Franchisenemer heeft aan het einde van de looptijd de franchiseovereenkomst opgezegd met inachtneming van de overeengekomen opzegtermijn. Zij heeft zich daarbij gebaseerd op de overeenkomst van een collega-franchisenemer, omdat zij zelf niet meer in het bezit was van haar franchiseovereenkomst.

De vorige franchisegever van X, partij Y, vordert in de onderhavige procedure een schadevergoeding wegens niet-nakoming van de overeenkomst door X. Zij stelt onder meer dat er geen nieuwe franchiseovereenkomst is gesloten met X en dat de oude franchiseovereenkomst nog van toepassing is. X betwist dit en stelt onder meer dat, ook al zou er geen nieuwe franchiseovereenkomst gesloten zijn  tussen haar en Z, de oude overeenkomst tussen haar en Y niet meer van toepassing is.
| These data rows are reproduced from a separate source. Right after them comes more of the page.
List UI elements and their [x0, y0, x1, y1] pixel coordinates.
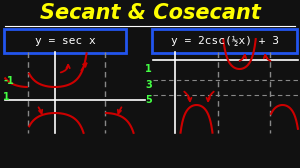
Text: Secant & Cosecant: Secant & Cosecant [40, 3, 260, 23]
Text: y = sec x: y = sec x [34, 36, 95, 46]
FancyBboxPatch shape [152, 29, 297, 53]
FancyBboxPatch shape [4, 29, 126, 53]
Text: 5: 5 [145, 95, 152, 105]
Text: 3: 3 [145, 80, 152, 90]
Text: y = 2csc(½x) + 3: y = 2csc(½x) + 3 [171, 36, 279, 46]
Text: 1: 1 [145, 64, 152, 74]
Text: -1: -1 [3, 76, 14, 86]
Text: 1: 1 [3, 92, 10, 102]
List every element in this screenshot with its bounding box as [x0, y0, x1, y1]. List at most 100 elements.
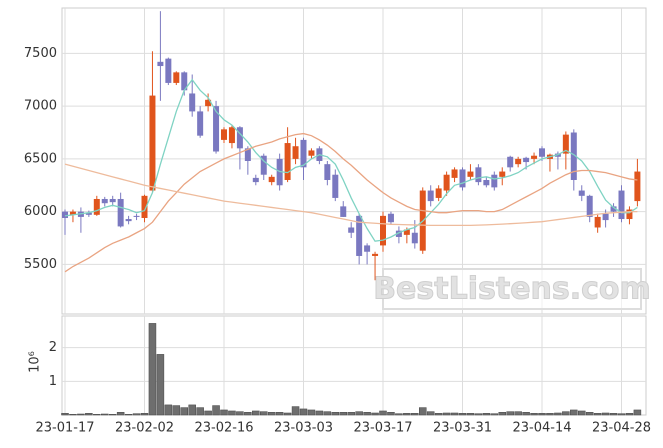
volume-bar	[93, 414, 101, 416]
candle-body	[268, 176, 275, 183]
price-frame	[61, 7, 647, 315]
candle-body	[117, 198, 124, 227]
volume-bar	[601, 412, 610, 416]
volume-bar	[77, 413, 85, 416]
volume-bar	[283, 412, 292, 416]
candle-body	[324, 164, 331, 180]
volume-bar	[347, 412, 355, 416]
volume-bar	[570, 409, 578, 416]
candle-body	[213, 106, 220, 152]
y-tick-label: 7000	[24, 99, 57, 114]
volume-bar	[363, 412, 371, 416]
candle-body	[531, 155, 538, 159]
candle-body	[523, 157, 530, 163]
candle-body	[69, 211, 76, 215]
volume-bar	[585, 412, 594, 416]
volume-bar	[315, 410, 324, 416]
moving-average-line	[64, 132, 638, 273]
candle-body	[157, 61, 164, 67]
candle-body	[507, 156, 514, 168]
candle-body	[244, 148, 251, 161]
volume-bar	[514, 411, 522, 416]
candle-body	[340, 206, 347, 217]
volume-bar	[593, 413, 602, 416]
candle-body	[332, 174, 339, 198]
volume-bar	[61, 413, 69, 416]
y-tick-label: 6500	[24, 151, 57, 166]
candle-body	[594, 216, 601, 228]
candle-body	[411, 232, 418, 244]
volume-bar	[371, 412, 379, 416]
volume-bar	[132, 413, 141, 416]
candle-body	[189, 93, 196, 112]
x-tick-label: 23-04-28	[592, 421, 651, 436]
volume-bar	[244, 412, 252, 416]
candle-body	[515, 158, 522, 165]
volume-bar	[196, 407, 204, 416]
volume-bar	[474, 413, 483, 416]
candle-body	[205, 99, 212, 107]
candle-body	[499, 171, 506, 177]
y-tick-label: 1	[49, 374, 57, 389]
candle-body	[443, 174, 450, 191]
volume-bar	[204, 410, 212, 416]
candle-body	[586, 195, 593, 217]
watermark: BestListens.com	[373, 272, 651, 307]
candle-body	[364, 245, 371, 252]
volume-bar	[450, 412, 459, 416]
candle-body	[109, 198, 116, 203]
volume-bar	[323, 411, 332, 416]
candle-body	[451, 169, 458, 178]
candle-body	[260, 155, 267, 175]
volume-bar	[172, 405, 181, 416]
volume-bar	[395, 413, 403, 416]
candle-body	[141, 195, 148, 218]
volume-bar	[164, 404, 173, 416]
volume-bar	[434, 413, 443, 416]
candle-body	[626, 209, 633, 220]
volume-bar	[617, 413, 626, 416]
candle-body	[403, 229, 410, 235]
candle-body	[173, 72, 180, 83]
volume-bar	[69, 414, 77, 416]
volume-bar	[625, 413, 634, 416]
volume-bar	[156, 354, 165, 416]
candle-body	[435, 188, 442, 198]
candle-body	[618, 190, 625, 220]
x-tick-label: 23-03-31	[433, 421, 492, 436]
candle-body	[427, 190, 434, 202]
candle-body	[356, 215, 363, 256]
candle-body	[308, 150, 315, 156]
candle-body	[602, 213, 609, 221]
volume-bar	[411, 413, 419, 416]
volume-bar	[291, 406, 300, 416]
volume-bar	[220, 409, 228, 416]
x-tick-label: 23-03-17	[353, 421, 412, 436]
volume-bar	[466, 413, 475, 416]
candle-body	[387, 213, 394, 223]
candle-body	[221, 129, 227, 140]
volume-bar	[108, 414, 117, 416]
volume-bar	[403, 413, 411, 416]
candle-body	[252, 177, 259, 183]
candle-body	[483, 179, 490, 186]
volume-bar	[442, 412, 451, 416]
volume-bar	[546, 413, 554, 416]
candle-body	[125, 219, 132, 222]
volume-bar	[252, 410, 260, 416]
volume-bar	[124, 414, 133, 416]
volume-bar	[609, 413, 618, 416]
candle-body	[197, 111, 204, 136]
volume-bar	[188, 404, 196, 416]
candle-body	[236, 127, 243, 149]
volume-bar	[633, 409, 642, 416]
candle-body	[228, 127, 235, 144]
volume-bar	[522, 412, 530, 416]
candle-body	[93, 198, 100, 215]
volume-bar	[260, 411, 268, 416]
volume-bar	[331, 412, 340, 416]
volume-bar	[85, 413, 93, 416]
candle-body	[149, 95, 156, 191]
volume-bar	[148, 323, 157, 416]
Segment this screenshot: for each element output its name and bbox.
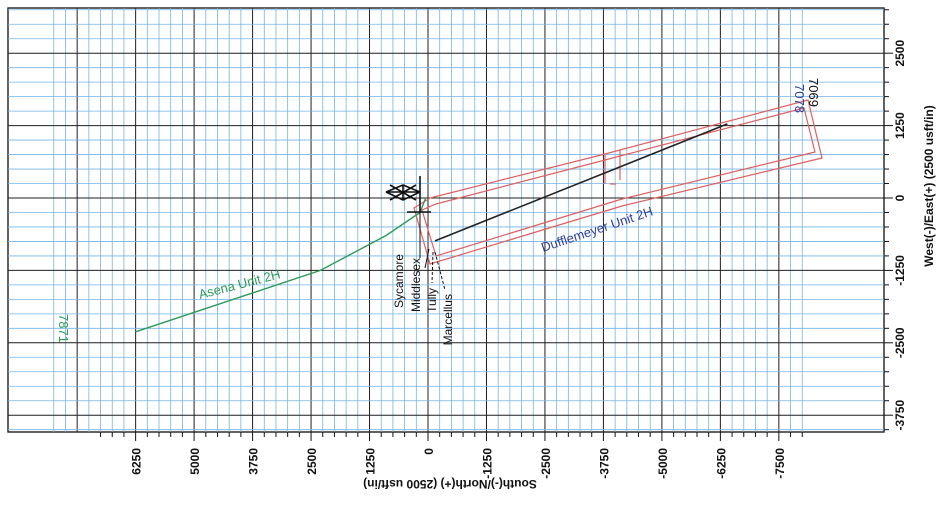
- y-tick-label: -1250: [893, 255, 907, 286]
- x-axis-label: South(-)/North(+) (2500 usft/in): [363, 477, 537, 491]
- y-axis-ticks: 2500 1250 0 -1250 -2500 -3750: [884, 9, 907, 431]
- formation-label-tully: Tully: [425, 288, 439, 313]
- y-tick-label: -2500: [893, 327, 907, 358]
- lease-outline-inner: [421, 107, 816, 257]
- formation-label-sycamore: Sycamore: [392, 254, 406, 308]
- x-tick-label: -2500: [539, 448, 553, 479]
- well-path: [135, 197, 427, 333]
- well-path: [434, 123, 728, 242]
- x-tick-label: -3750: [597, 448, 611, 479]
- x-tick-label: -1250: [480, 448, 494, 479]
- x-tick-label: 6250: [130, 448, 144, 475]
- y-tick-label: -3750: [893, 400, 907, 431]
- x-tick-label: 5000: [188, 448, 202, 475]
- formation-markers: [419, 212, 446, 291]
- td-label-asena: 7871: [56, 314, 71, 343]
- lease-outline: [413, 99, 823, 265]
- x-tick-label: 0: [422, 448, 436, 455]
- wells: [135, 123, 728, 333]
- lease-notch: [604, 150, 621, 185]
- y-tick-label: 1250: [893, 112, 907, 139]
- x-tick-label: 2500: [305, 448, 319, 475]
- x-tick-label: -7500: [773, 448, 787, 479]
- x-tick-label: 1250: [364, 448, 378, 475]
- x-tick-label: 3750: [247, 448, 261, 475]
- rig-icon: [385, 176, 431, 213]
- formation-label-marcellus: Marcellus: [441, 294, 455, 345]
- y-tick-label: 0: [893, 194, 907, 201]
- formation-label-middlesex: Middlesex: [409, 258, 423, 312]
- x-tick-label: -5000: [656, 448, 670, 479]
- x-axis-ticks: 6250 5000 3750 2500 1250 0 -1250 -2500 -3750 -500…: [100, 432, 803, 479]
- x-tick-label: -6250: [714, 448, 728, 479]
- y-tick-label: 2500: [893, 40, 907, 67]
- y-axis-label: West(-)/East(+) (2500 usft/in): [922, 105, 936, 266]
- td-label-dufflemeyer-black: 7069: [806, 78, 821, 107]
- td-label-dufflemeyer-blue: 7078: [792, 84, 807, 113]
- lease-outline-outer: [413, 99, 823, 265]
- grid: [7, 7, 885, 433]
Ten eerste was de oude formule geëindigd en ten tweede was er sprake van een andere contractspartij, namelijk franchisegever Z. Voorts golden er onder de nieuwe franchiseovereenkomst volstrekt andere, voor de franchisenemers veel gunstigere, voorwaarden die ook op X van toepassing waren.

Tot slot stelt X dat in het geval er geen nieuwe looptijd is overeengekomen, er sprake is van een duurovereenkomst, die kan worden opgezegd met inachtneming van de wet en de op dit punt bestaande jurisprudentie. Gelet op de geldende jurisprudentie is het in overeenstemming met de redelijkheid en de billijkheid dat de overeenkomst kan worden opgezegd met inachtneming van een opzegtermijn van een half jaar. De rechtbank heeft X in het gelijk gesteld en heeft bepaald dat X de franchiseovereenkomst rechtsgeldig heeft opgezegd.

X heeft zich bij incidentele conclusie ook nog beroepen op niet-ontvankelijkheid van Y, omdat Z haar nieuwe franchisegever was. De rechtbank heeft dit beroep verworpen. Zij oordeelt dat, hoewel Z de nieuwe franchiseovereenkomst heeft gesloten, Y wel kan worden ontvangen in haar vordering uit hoofde van de franchiseovereenkomst. Y deed namens Z alle incasso’s bij de franchisenemers. De rechtbank leidt daaruit af dat dit een last tot inning behelst en, aldus de rechtbank, een last tot inning verzet zich niet tegen het optreden in rechte.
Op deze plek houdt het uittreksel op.